The First Osteopaths: Rebels, Caregivers, and Innovators

In its early days, osteopathic medicine was considered radical. The first osteopaths were often seen as outsiders within the larger medical world. But they were also deeply committed to care that was hands-on, relational, and grounded in whole-body healing.

And many of those first osteopaths were women. Unlike traditional medical schools of the time, the first osteopathic institutions welcomed female students. This mattered. It shaped a profession that was more attuned to care, listening, and touch—a profession that understood healing as more than procedure.

A Living Tradition

Today, osteopathic physicians (DOs) are fully licensed medical doctors, practicing side-by-side with MDs in every specialty. But many DOs still carry forward the legacy of osteopathy’s roots: a belief in the body’s natural wisdom, the healing power of touch, and the importance of treating the whole person—mind, body, and spirit.

And yet, as Susan Raffo reminds us, this tradition is still unfolding.

"What would it mean to acknowledge that osteopathy, craniosacral therapy, and other touch-based bodywork systems were never 'invented' but were remembered, re-patterned, and systematized from much older ways of knowing?"

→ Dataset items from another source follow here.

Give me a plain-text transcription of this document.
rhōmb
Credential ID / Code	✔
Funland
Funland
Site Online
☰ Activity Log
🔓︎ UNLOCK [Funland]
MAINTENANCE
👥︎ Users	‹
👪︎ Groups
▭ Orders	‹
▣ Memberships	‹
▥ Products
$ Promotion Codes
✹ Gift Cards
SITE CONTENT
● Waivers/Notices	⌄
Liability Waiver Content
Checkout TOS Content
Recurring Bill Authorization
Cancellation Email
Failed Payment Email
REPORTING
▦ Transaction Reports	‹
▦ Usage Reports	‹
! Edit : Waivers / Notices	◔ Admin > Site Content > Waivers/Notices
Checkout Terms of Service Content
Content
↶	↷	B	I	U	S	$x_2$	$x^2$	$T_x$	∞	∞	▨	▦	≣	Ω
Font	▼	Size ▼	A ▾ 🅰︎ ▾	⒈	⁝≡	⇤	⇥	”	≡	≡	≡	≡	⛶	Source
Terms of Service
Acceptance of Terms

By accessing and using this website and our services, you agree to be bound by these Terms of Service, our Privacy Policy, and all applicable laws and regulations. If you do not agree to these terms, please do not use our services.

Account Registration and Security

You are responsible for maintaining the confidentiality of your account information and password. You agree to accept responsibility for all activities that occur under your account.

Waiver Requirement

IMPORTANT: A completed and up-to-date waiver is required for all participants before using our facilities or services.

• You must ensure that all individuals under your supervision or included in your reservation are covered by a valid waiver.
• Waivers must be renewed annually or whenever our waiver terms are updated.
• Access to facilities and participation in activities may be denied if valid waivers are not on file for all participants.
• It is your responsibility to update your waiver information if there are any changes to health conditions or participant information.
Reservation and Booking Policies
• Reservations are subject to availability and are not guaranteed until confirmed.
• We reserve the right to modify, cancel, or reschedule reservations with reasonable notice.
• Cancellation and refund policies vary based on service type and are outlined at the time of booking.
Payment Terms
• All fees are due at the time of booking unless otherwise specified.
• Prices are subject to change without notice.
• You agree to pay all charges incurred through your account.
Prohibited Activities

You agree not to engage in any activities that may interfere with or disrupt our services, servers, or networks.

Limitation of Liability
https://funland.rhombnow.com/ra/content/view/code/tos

By honoring the Indigenous, relational, and ecological foundations of osteopathy, we not only give credit where it’s due—we also deepen our understanding of what healing really means. Osteopathic care, at its best, reconnects us to ourselves and to the natural patterns of rhythm, breath, and flow that support life—just like in nature.

Closing Thought

At my clinic I honor this broader lineage. My approach is not just technical—it’s relational. I practice with the understanding that healing happens in the spaces between systems: between bones and fascia, between nervous system and breath, between person and environment. I believe the body has its own medicine, and my job is to help it remember.